La question centrale est de se mettre d'accord sur la portée géographique du traité et dans quelle mesure tous les États signataires bénéficient d'un accès égal aux ressources.
Avec une interprétation stricte du traité, Oslo dit que l'accord ne s'applique qu'aux limites de 12 milles des eaux territoriales entourant le Svalbard et pas plus loin.
Mais Bruxelles a une interprétation plus lâche du traité et dit qu'il couvre 200 milles autour du Svalbard, conformément au concept de zone économique qui n'existait pas au moment de la signature du traité.
La Direction norvégienne du pétrole a doublé en avril ses estimations de réserves d'hydrocarbures dans la partie norvégienne de la mer de Barents, dont une grande partie se trouverait dans le sud-est du Svalbard
Le pétrole en ligne de mire
Le crabe des neiges, enregistré pour la première fois dans la mer de Barents en 1996, est un envahissant, et plus important, une espèce sédentaire car elle vit en contact permanent avec les fonds marins.
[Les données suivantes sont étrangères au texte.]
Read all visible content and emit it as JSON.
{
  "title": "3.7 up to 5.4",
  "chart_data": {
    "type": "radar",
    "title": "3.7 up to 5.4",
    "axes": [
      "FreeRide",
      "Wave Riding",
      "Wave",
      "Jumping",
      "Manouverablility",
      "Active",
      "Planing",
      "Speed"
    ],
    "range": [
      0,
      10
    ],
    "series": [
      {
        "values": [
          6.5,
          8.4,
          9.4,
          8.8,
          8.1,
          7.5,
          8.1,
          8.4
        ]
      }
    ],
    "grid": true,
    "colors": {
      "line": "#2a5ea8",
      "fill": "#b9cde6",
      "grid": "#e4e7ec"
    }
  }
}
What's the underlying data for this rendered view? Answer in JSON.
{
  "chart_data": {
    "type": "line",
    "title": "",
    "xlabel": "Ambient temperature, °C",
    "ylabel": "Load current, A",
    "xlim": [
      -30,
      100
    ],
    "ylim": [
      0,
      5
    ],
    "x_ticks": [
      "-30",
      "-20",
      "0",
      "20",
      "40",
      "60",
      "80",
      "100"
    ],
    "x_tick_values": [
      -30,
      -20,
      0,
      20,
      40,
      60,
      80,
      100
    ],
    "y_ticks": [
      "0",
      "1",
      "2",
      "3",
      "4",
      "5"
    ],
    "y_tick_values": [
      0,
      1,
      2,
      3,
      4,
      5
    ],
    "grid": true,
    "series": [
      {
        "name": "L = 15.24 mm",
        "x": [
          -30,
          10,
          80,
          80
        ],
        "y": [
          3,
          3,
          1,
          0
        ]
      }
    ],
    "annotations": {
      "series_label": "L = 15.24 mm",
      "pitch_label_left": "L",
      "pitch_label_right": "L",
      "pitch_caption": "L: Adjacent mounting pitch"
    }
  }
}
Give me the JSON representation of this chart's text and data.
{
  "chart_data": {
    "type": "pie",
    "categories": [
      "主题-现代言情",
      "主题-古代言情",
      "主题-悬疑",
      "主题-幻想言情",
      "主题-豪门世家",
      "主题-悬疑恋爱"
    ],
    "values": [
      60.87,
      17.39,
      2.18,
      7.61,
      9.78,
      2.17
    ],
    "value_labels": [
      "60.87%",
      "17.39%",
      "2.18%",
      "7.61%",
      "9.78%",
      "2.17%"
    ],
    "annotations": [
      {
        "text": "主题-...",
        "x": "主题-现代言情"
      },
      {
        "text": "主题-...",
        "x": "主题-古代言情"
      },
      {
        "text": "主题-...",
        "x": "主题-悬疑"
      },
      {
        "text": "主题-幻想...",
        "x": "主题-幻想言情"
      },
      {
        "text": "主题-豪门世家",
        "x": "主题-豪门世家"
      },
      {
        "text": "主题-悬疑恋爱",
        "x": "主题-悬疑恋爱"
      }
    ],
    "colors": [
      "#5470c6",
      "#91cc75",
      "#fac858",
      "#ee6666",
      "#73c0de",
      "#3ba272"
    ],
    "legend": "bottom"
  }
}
Cela signifie que les règles qui s'appliquent au crabe des neiges s'apparentent davantage au pétrole qu'à la pêche.
Le différend sur le crabe pourrait créer un « précédent » qui « aurait des implications pour le pétrole et le gaz, " prévient Harald Sakarias Brovig Hansen, chercheur à l'Institut Fridtjof Nansen.
« On craint un effet domino. Si un acteur est reconnu comme ayant le droit de pêcher le crabe des neiges conformément au traité, puis de nombreux autres, viendra probablement réclamer une part du gâteau, " il dit, référence à l'huile.
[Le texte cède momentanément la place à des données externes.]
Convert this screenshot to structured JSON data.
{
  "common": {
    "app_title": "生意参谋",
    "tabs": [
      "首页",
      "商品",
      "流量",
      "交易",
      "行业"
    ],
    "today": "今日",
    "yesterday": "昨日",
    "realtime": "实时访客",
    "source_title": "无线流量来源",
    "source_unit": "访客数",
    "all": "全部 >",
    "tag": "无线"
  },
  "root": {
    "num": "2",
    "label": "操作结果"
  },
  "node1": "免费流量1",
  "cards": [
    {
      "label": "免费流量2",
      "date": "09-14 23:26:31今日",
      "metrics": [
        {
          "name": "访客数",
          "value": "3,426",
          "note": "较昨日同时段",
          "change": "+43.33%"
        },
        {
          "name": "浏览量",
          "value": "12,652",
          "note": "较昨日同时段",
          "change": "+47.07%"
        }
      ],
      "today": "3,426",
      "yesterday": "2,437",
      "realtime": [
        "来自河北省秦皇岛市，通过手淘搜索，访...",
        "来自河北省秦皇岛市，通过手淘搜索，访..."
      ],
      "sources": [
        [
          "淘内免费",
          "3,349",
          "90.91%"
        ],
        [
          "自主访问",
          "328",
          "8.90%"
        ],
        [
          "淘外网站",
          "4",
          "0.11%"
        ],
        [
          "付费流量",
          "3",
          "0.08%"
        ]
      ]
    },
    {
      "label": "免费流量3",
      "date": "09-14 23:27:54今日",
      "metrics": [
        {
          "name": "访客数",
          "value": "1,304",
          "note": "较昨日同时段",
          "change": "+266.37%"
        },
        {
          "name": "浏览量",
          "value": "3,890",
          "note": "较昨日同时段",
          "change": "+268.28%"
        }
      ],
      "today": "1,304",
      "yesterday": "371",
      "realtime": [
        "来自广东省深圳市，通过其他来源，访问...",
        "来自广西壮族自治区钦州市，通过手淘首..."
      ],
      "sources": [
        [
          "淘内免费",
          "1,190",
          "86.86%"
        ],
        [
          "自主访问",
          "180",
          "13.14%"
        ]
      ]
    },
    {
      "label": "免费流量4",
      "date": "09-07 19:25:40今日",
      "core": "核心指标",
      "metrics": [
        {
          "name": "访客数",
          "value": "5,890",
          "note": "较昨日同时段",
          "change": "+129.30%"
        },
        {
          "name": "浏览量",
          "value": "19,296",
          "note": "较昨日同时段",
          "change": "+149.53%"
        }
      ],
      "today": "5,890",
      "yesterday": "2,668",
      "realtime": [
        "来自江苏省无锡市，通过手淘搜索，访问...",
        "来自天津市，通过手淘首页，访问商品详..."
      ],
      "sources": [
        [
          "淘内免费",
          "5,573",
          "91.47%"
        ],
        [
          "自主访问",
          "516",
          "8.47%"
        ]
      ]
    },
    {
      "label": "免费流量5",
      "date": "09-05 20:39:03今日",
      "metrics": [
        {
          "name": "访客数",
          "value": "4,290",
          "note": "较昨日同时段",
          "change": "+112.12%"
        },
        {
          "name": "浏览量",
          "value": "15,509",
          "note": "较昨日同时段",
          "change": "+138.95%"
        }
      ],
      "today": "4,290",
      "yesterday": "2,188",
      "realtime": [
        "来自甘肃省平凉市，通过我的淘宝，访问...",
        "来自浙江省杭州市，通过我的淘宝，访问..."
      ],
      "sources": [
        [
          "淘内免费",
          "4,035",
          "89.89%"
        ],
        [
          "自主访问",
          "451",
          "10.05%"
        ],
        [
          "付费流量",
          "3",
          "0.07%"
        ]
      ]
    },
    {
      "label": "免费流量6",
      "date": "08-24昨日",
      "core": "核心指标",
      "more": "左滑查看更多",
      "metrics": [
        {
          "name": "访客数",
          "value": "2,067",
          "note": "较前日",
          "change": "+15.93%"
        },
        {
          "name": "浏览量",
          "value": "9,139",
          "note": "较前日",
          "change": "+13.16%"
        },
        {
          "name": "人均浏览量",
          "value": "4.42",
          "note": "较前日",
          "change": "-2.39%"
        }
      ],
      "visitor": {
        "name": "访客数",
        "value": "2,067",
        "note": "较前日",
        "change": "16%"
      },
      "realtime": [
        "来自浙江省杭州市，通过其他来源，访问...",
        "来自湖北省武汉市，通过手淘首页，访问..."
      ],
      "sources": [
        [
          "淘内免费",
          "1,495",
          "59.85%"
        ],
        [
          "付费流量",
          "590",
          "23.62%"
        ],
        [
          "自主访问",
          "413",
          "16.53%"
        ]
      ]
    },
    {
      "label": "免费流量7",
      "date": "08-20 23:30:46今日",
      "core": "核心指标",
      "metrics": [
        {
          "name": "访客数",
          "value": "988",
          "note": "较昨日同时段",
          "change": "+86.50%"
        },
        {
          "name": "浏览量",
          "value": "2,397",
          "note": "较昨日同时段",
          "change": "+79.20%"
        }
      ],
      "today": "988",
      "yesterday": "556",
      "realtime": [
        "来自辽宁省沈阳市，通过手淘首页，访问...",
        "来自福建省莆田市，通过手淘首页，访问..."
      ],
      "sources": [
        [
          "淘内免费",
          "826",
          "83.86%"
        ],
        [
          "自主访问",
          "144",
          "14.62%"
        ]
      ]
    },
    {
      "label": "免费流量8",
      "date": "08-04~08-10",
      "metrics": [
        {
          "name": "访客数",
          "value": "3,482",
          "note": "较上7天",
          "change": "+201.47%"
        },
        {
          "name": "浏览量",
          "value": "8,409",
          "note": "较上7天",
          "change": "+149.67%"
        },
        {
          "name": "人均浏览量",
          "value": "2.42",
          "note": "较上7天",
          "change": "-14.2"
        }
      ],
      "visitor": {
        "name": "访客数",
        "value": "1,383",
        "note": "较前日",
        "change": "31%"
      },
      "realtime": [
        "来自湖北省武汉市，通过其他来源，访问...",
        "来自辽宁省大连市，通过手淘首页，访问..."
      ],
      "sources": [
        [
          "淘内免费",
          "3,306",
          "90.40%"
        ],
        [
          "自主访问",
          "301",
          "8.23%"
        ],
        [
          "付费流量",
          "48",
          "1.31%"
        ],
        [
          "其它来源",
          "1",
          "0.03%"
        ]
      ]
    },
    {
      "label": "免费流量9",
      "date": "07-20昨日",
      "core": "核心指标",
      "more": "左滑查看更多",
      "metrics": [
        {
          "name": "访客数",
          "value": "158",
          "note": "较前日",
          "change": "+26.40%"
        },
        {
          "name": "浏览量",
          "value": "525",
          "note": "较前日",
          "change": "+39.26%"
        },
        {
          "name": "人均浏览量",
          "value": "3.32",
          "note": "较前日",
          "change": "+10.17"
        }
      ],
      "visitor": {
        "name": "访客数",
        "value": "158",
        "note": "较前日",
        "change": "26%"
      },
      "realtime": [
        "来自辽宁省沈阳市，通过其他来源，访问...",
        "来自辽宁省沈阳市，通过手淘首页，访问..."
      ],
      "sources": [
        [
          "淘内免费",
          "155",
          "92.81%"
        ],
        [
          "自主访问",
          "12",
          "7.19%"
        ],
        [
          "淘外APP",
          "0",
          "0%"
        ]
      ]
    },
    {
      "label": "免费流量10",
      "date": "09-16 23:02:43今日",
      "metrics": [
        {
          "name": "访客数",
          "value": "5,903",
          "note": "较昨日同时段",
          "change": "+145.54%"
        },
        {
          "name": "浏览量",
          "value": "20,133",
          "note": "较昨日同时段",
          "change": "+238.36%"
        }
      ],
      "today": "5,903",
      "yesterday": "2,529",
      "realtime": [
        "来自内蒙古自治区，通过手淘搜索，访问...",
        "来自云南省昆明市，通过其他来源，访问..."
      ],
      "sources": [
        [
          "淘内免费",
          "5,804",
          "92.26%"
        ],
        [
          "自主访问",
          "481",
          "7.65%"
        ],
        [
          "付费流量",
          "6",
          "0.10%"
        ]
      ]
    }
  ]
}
Le gâteau pourrait s'avérer très appétissant puisque la direction norvégienne du pétrole a doublé en avril ses estimations de réserves d'hydrocarbures dans la partie norvégienne de la mer de Barents.
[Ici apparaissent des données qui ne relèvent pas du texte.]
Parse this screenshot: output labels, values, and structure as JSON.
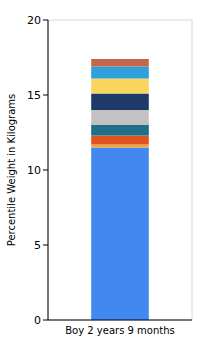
{
  "chart_data": {
    "type": "bar",
    "stacked": true,
    "ylabel": "Percentile Weight in Kilograms",
    "categories": [
      "Boy 2 years 9 months"
    ],
    "series": [
      {
        "color": "#4289ef",
        "values": [
          11.5
        ]
      },
      {
        "color": "#f2a53a",
        "values": [
          0.2
        ]
      },
      {
        "color": "#e0531c",
        "values": [
          0.6
        ]
      },
      {
        "color": "#1d6f8a",
        "values": [
          0.7
        ]
      },
      {
        "color": "#c2c2c2",
        "values": [
          1.0
        ]
      },
      {
        "color": "#1e3a68",
        "values": [
          1.1
        ]
      },
      {
        "color": "#f8d65e",
        "values": [
          1.0
        ]
      },
      {
        "color": "#2ea0da",
        "values": [
          0.8
        ]
      },
      {
        "color": "#c4674f",
        "values": [
          0.5
        ]
      }
    ],
    "ylim": [
      0,
      20
    ],
    "yticks": [
      0,
      5,
      10,
      15,
      20
    ],
    "grid": false
  }
}
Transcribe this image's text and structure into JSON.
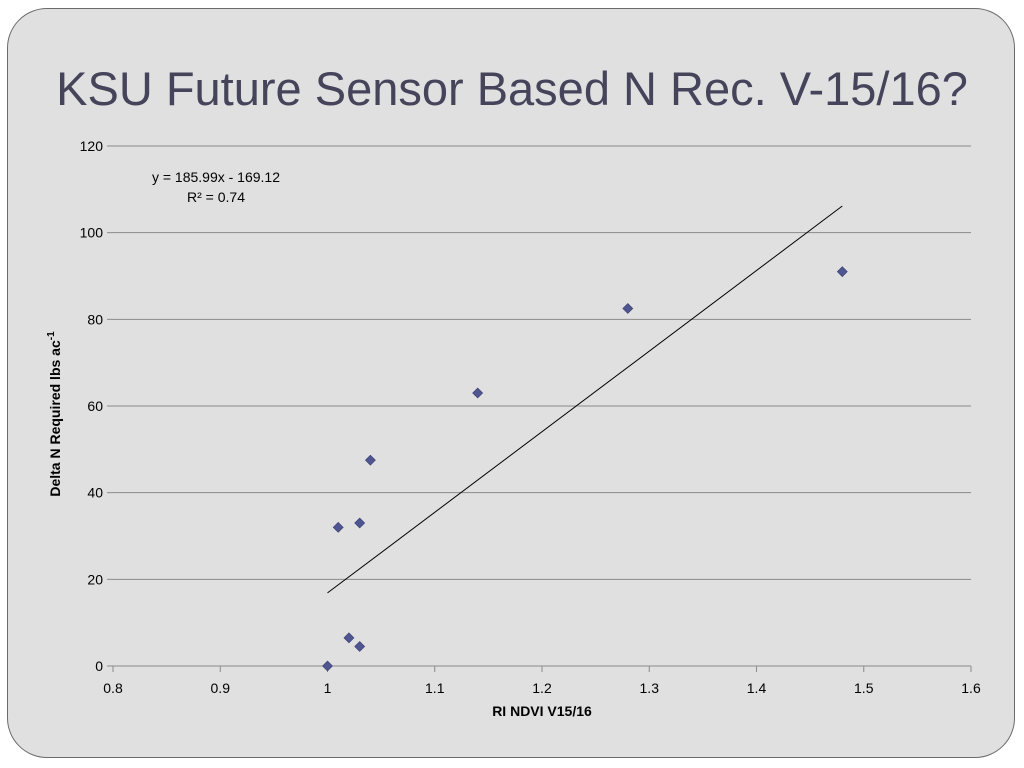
{
  "slide": {
    "title": "KSU Future Sensor Based N Rec. V-15/16?"
  },
  "chart_data": {
    "type": "scatter",
    "title": "",
    "xlabel": "RI NDVI V15/16",
    "ylabel": "Delta N Required lbs ac",
    "ylabel_superscript": "-1",
    "xlim": [
      0.8,
      1.6
    ],
    "ylim": [
      0,
      120
    ],
    "xticks": [
      "0.8",
      "0.9",
      "1",
      "1.1",
      "1.2",
      "1.3",
      "1.4",
      "1.5",
      "1.6"
    ],
    "yticks": [
      "0",
      "20",
      "40",
      "60",
      "80",
      "100",
      "120"
    ],
    "grid": "horizontal",
    "legend": "none",
    "marker": "diamond",
    "marker_color": "#4e5590",
    "series": [
      {
        "x": [
          1.0,
          1.01,
          1.02,
          1.03,
          1.03,
          1.04,
          1.14,
          1.28,
          1.48
        ],
        "y": [
          0,
          32,
          6.5,
          33,
          4.5,
          47.5,
          63,
          82.5,
          91
        ]
      }
    ],
    "trendline": {
      "slope": 185.99,
      "intercept": -169.12,
      "x_range": [
        1.0,
        1.48
      ],
      "color": "#000000"
    },
    "annotations": {
      "equation": "y = 185.99x - 169.12",
      "r_squared": "R² = 0.74"
    }
  }
}
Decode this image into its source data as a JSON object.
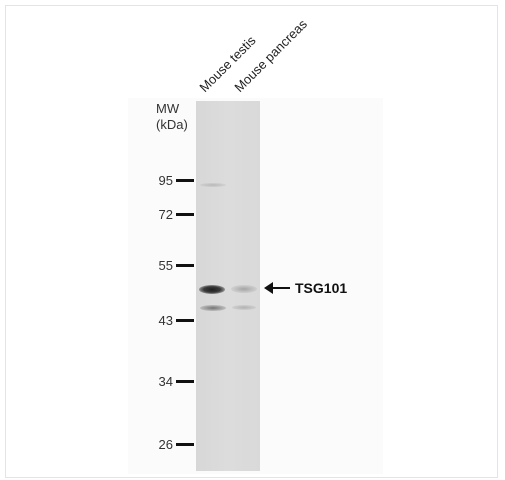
{
  "lanes": [
    {
      "label": "Mouse testis"
    },
    {
      "label": "Mouse pancreas"
    }
  ],
  "mw": {
    "title_line1": "MW",
    "title_line2": "(kDa)",
    "markers": [
      {
        "value": "95"
      },
      {
        "value": "72"
      },
      {
        "value": "55"
      },
      {
        "value": "43"
      },
      {
        "value": "34"
      },
      {
        "value": "26"
      }
    ]
  },
  "target": {
    "label": "TSG101",
    "arrow_icon": "left-arrow-icon"
  },
  "colors": {
    "membrane": "#d9d9d9",
    "band": "#2a2a2a",
    "text": "#333333"
  }
}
Une grande partie des 17,7 milliards de barils de la région pourrait se trouver dans le sud-est du Svalbard, selon la direction.
Les compagnies pétrolières se cachent. La Norvège a déjà accordé des licences d'exploration qui s'étendent dans la zone litigieuse et le géant national de l'énergie Statoil, poussant toujours plus au nord, prévoit de forer dans la région cet été.
Ce forage dans le prospect Korpfjell, considéré comme très prometteur, pourrait irriter les autres signataires du traité du Svalbard et les amener à revendiquer un accès égal au pétrole.
"Je pense que le crabe des neiges est un ballon d'essai, " dit Per Arne Totland, un auteur et un expert sur les questions de Svalbard.
"Dans ce cas, Russie, les États Unis, l'UE et la Chine partagent un intérêt commun à obtenir l'accès le plus large aux ressources que le traité pourrait leur donner."
Dans un geste de conciliation envers l'UE, Oslo a proposé de réserver une partie de son quota de crabe des neiges — 500 tonnes sur un total de 4, 000 tonnes— vers d'autres pays européens en échange de quotas de pêche. Mais l'UE a refusé la proposition parce que l'acceptation de l'accord renforcerait la position norvégienne sur le traité.
Bruxelles souhaite « un arrangement pratique avec la Norvège qui permettrait la poursuite des activités de pêche au crabe des neiges, sans renoncer à l'interprétation de l'UE du 1920 (traité), ", a déclaré à l'AFP le porte-parole de la Commission européenne, Enrico Brivio.